取材の現場から 加速する日本郵政の民営化 金融庁との関係改善が焦点か

取材の現場から 連載


日本郵政が、アメリカンファミリー生命保険(アフラック)と業務提携すると発表した。アフラックのがん保険を販売し、専用のがん保険の開発も行うという。さらに、西室泰三社長は日本郵政の上場について、2015年春に前倒しするとも述べた。郵政民営化が一気に加速する。

郵政民営化は、銀行や生損保が「民業圧迫だ」と懸念を示し、金融庁もその意向をくんだ指導を行ってきた。郵政サイドから見れば、いじめともいえる指導が行われてきたのだ。

分かりやすいのがゆうちょ銀行、かんぽ生命の新商品の認可。ゆうちょは住宅ローンなど個人向け貸し付け、企業向けのシンジケートローン、かんぽは学資保険の拡充を求めていた。日本郵政は昨年9月3日にこれらの申請を行ったが、認可は先送りされている。

「日本郵政は、収益源の金融事業を広げなければ安定した収益を得られず、上場計画を立てられない。民営化のためには新商品ラインアップの拡充は必須だ。が、さまざまな口実をつけて、金融庁は阻み続けている」(総務省OB)。

金融庁は昨年2-4月にかんぽ生命への金融検査を実施し、保険金の大量未払いを発見。金融庁は、郵政が新規事業申請した9月に、保険業法に基づく改善報告書の提出を指示。かんぽは11月に10万件の不払いを公表したが、金融庁は「対策が不十分」とし、それを理由にかんぽの新商品の認可を先送りしている。
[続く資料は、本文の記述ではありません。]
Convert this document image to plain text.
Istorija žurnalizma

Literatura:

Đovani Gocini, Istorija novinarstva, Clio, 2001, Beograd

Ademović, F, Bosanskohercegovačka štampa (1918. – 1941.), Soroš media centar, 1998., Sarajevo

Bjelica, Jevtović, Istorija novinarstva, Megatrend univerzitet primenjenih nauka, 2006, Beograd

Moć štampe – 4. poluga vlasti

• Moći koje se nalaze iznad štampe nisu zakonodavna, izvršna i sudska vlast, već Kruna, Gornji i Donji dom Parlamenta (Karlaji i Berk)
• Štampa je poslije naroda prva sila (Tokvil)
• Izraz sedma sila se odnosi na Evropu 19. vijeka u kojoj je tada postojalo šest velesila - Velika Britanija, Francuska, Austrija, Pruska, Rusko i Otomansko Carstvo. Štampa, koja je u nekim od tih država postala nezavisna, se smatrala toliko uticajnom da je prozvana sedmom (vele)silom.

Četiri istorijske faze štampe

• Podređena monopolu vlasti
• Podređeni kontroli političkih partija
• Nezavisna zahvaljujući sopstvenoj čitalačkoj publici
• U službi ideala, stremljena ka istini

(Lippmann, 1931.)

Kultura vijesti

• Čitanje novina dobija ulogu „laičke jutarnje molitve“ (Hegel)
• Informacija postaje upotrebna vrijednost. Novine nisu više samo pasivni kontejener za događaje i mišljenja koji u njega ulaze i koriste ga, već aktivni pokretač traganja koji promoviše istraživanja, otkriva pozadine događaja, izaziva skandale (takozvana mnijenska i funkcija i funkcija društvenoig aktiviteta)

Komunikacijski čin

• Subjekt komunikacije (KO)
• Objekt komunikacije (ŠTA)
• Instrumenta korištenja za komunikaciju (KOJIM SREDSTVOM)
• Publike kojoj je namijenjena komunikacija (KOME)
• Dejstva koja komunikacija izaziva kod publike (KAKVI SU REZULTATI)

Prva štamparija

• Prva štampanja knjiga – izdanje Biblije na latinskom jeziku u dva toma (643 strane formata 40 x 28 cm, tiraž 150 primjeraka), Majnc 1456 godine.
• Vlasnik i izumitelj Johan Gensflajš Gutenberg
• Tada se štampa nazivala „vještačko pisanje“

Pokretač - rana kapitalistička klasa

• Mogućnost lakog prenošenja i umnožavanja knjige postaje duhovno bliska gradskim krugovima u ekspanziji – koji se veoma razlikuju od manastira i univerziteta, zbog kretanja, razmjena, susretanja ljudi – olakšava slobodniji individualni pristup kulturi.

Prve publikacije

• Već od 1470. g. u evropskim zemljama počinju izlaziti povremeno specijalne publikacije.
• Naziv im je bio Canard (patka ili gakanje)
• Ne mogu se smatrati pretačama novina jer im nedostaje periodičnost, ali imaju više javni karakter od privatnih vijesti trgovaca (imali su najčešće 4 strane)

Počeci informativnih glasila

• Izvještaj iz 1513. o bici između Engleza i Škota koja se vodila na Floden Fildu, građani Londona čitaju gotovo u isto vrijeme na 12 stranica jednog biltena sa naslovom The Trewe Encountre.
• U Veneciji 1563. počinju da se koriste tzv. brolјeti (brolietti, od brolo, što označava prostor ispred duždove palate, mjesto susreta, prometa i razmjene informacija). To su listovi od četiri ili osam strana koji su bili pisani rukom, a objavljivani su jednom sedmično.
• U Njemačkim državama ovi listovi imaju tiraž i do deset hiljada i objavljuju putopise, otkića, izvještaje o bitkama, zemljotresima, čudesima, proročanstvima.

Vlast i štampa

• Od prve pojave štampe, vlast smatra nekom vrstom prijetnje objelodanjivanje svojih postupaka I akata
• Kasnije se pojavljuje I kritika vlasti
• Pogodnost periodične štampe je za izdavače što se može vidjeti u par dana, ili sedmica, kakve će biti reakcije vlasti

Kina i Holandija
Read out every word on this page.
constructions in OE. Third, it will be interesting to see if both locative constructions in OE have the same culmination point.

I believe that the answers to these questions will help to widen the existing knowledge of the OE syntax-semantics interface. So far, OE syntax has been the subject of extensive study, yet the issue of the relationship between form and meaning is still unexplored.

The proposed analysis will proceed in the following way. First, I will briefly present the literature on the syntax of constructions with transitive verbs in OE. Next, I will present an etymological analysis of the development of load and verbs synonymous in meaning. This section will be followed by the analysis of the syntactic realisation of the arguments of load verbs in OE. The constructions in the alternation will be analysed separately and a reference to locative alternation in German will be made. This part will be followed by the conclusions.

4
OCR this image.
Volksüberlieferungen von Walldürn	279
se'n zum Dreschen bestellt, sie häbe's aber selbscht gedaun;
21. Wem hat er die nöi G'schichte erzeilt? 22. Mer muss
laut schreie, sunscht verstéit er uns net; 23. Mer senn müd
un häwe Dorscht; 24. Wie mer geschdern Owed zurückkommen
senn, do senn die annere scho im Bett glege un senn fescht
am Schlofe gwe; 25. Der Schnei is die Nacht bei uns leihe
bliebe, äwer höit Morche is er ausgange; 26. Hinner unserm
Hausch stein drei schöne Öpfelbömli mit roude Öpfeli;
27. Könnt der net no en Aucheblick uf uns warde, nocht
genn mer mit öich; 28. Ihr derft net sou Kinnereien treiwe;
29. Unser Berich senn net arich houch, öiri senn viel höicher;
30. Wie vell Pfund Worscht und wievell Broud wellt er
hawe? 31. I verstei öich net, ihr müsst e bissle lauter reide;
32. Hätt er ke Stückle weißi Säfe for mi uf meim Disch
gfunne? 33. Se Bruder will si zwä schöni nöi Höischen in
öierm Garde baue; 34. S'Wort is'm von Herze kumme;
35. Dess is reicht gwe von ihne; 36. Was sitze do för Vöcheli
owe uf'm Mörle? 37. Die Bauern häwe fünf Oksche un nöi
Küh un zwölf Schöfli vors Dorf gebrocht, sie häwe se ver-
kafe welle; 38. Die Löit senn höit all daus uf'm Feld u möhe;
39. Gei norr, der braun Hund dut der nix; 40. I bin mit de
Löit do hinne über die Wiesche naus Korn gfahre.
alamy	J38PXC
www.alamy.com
さらに、TPP(環太平洋戦略的経済連携協定)である。麻生金融担当相は4月12日、かんぽ生命の新商品認可をここ数年間は認めないと発表。麻生大臣は否定しているが、TPPを配慮した判断だといわれた。

ところが先の参院選挙で風向きが変わる。郵便局が支援する候補者が自民党比例で約43万票を獲得しトップ当選。郵政は存在感を示した。アフラックとの提携は、その直後に発表された。

日本郵政の今後の課題は、金融庁との関係改善だ。実は日本郵政は、財務省を通じた金融庁との融和を模索していた。昨年12月に日本郵政社長に坂篤郎氏が就任。財務省OBが2代続けて郵政社長に就任。郵政は財務省の天下り先となった。しかし、この天下り人事に菅官房長官が強く反発、西室氏に挿げ替えた。さらに鈴木康雄元総務事務次官が副社長に就任。郵政側にとって、ややこしい事態となった。

「この状況でいかに金融庁と手打ちするか。財務省カードを失った今、安倍政権のバックアップを得て金融庁を抑え込まねばならない。これが、郵政の完全民営化に向けた最大のハードルになる」(前出・総務省OB)。